Market Opportunity in Surprising Places


Sean Becketti
Vice President, Chief Economist
Head of Economics and Research Department, Freddie Mac


At the end of 2015, most forecasters predicted the Federal Reserve would increase short-term interest rates four times in 2016. And, as a consequence, the consensus predicted an increase in mortgage rates and a drop in mortgage originations, especially for refinances. Events this year proved the forecasters wrong. The Federal Reserve has been on hold throughout 2016, and 30-year mortgage rates have dropped 60 basis points. In fact, mortgage rates approached all-time lows in July 2016 thanks to the Brexit vote in the UK. We expect the 30-year mortgage rate to end 2016 at 3.6 percent and to average only 3.7 percent in 2017. These “lower for longer” mortgage rates have generated a surge both in home purchases and in refinances of existing mortgages. As a result, we’re projecting a $2 trillion market in mortgage originations in 2016, with a modest slowdown to $1.7 trillion in 2017.

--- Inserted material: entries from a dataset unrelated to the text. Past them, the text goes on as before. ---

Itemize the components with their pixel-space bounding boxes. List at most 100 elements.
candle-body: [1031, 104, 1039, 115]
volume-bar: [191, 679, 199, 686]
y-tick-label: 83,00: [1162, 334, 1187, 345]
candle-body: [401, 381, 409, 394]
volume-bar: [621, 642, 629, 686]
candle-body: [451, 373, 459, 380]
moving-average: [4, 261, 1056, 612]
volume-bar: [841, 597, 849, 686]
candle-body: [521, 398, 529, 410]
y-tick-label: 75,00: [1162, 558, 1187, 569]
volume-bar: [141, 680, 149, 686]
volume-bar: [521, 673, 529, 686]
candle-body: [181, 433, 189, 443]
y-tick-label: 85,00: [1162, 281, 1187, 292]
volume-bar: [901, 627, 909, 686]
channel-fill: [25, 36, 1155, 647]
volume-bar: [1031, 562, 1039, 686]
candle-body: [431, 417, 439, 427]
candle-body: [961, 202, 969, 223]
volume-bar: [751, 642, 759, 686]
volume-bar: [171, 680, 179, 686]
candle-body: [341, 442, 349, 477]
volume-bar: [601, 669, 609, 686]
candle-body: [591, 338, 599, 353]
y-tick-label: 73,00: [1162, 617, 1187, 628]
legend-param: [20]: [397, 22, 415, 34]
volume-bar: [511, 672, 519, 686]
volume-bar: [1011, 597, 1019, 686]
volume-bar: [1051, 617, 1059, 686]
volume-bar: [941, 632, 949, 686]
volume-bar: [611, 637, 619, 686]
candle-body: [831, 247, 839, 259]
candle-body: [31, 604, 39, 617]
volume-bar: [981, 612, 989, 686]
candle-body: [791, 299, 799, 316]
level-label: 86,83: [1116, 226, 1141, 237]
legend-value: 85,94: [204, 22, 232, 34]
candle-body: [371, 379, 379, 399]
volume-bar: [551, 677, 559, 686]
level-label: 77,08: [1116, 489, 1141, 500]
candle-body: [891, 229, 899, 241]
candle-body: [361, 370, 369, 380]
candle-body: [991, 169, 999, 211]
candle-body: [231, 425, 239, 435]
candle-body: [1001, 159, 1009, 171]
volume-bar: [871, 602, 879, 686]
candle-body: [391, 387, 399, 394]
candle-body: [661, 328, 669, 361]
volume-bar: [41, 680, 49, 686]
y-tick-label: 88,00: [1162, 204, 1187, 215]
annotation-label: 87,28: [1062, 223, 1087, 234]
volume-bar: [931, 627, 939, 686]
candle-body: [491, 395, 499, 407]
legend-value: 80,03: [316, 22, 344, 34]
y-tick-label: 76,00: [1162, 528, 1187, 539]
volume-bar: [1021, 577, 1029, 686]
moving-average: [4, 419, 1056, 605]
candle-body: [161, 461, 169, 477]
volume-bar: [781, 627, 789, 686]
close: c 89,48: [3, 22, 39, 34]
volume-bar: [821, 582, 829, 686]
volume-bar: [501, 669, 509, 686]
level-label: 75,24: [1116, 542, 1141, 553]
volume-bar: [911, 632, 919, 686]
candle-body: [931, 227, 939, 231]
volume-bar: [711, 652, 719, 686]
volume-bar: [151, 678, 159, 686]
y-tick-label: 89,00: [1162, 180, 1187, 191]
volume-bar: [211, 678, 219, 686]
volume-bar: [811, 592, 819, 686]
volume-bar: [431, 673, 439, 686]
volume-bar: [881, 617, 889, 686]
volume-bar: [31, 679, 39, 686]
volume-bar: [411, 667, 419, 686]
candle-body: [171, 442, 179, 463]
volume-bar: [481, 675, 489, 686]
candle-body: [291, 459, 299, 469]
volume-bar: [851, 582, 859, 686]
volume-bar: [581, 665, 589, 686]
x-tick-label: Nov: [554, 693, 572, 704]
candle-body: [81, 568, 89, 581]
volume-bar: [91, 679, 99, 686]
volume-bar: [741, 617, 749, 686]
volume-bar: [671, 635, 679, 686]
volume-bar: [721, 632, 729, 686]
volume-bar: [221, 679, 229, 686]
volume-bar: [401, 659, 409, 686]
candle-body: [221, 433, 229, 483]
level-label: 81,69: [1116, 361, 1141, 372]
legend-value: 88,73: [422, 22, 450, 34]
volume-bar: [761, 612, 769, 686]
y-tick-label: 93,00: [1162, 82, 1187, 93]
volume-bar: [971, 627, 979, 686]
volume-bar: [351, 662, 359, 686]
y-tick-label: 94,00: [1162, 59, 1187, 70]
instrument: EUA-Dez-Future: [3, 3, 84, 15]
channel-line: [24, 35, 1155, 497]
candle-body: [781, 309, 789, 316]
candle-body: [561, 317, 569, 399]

The combination of ultra-low mortgage rates and a limited supply of homes for sale has fueled rapid house price growth. The data suggest home buyers are stretching further to buy a house. Our preferred measure is the ratio of house prices to family income. At the end of 2015, house-price-to-income (PTI) ratios were unusually high by historical standards in 20 percent of the fifty largest metros. Just two quarters later, the share of metros with high PTIs had risen to 30 percent.

When mortgage rates finally stabilize and increase, as they inevitably will, house price appreciation will naturally moderate. Higher mortgage rates will make the monthly payments on home purchases out of reach for some buyers, and refinance volume will drop off. Instead of straining to cope with the volume of business, industry stakeholders will be searching for pockets of opportunity. We think one of those pockets will be among the 55+ population.

The impact of the 55+ age population
Older Americans—those age 55 and older—comprise a quarter of the population, but control two-thirds of the housing equity in the U.S. And for most of these households, their home is their largest asset. Their numbers and housing wealth guarantee that the housing decisions of older homeowners will play an outsized role in shaping the housing opportunities available to the generations that follow them — Gen X and the massive Millennial generation. The influence of the 55+ age population will last a long time; today’s 65-year-old can expect to live until age 84 on average. With a longer life span and ample wealth, many older homeowners may buy and sell several more homes before they’re done.

To anticipate the impact of the 55+ age population on the nation’s housing, Freddie Mac commissioned a survey of older Americans on their attitudes toward their current and future housing options. The survey sample included 5,914 individuals 55 years or older with a subsample of 4886 homeowners. Here are some of the key findings.

  • Two-thirds of the homeowners are satisfied with their homes and communities and want to age in place.
  • However, many of those same homeowners are not sure they will be able to afford the retrofitting their homes will require as they grow older. Other studies indicate the remainder of our respondents may be underestimating the need for retrofitting.
  • Many respondents want to age in place but in a different place from their current residence. Over 70 percent of those who plan to move again say they are more likely to buy a house than rent. That suggests roughly 18 million 55+ homeowners may be shopping for another house in the coming years.
  • Surprisingly, downsizing is not a high-priority for the next move.
  • Another surprise—more than a third of the 55+ age population still have a mortgage and a majority of those have ten or more years left to pay on their mortgage.

Based on data from the American Community Survey, 51 percent of Arizona households that own their home have at least one household member over 60 years old. Considering the numbers, these factors are very relevant to the Arizona market.

In the short-to-medium term, mortgage rates will remain low, and housing activity will continue to grow. But even when rates stabilize and volume tapers off, the 55+ age population will remain active participants in the housing market.

Sean Becketti came to Freddie Mac from Flagstar Bank where he served as Senior Vice President and Head of Modeling & Analytics. Earlier, he headed up Fannie Mae’s applied research function where he led a 70-person team of modelers, analysts and developers. His experience also includes senior executive roles with Washington Mutual and Wells Fargo where he led research functions focused on mortgage markets and capital markets. Mr. Becketti previously worked at Freddie Mac from 1996 – 2001 in several senior financial and analytical roles. Earlier in his career, he served as senior economist with the Federal Reserve Bank of Kansas City and as an assistant professor of economics at UCLA.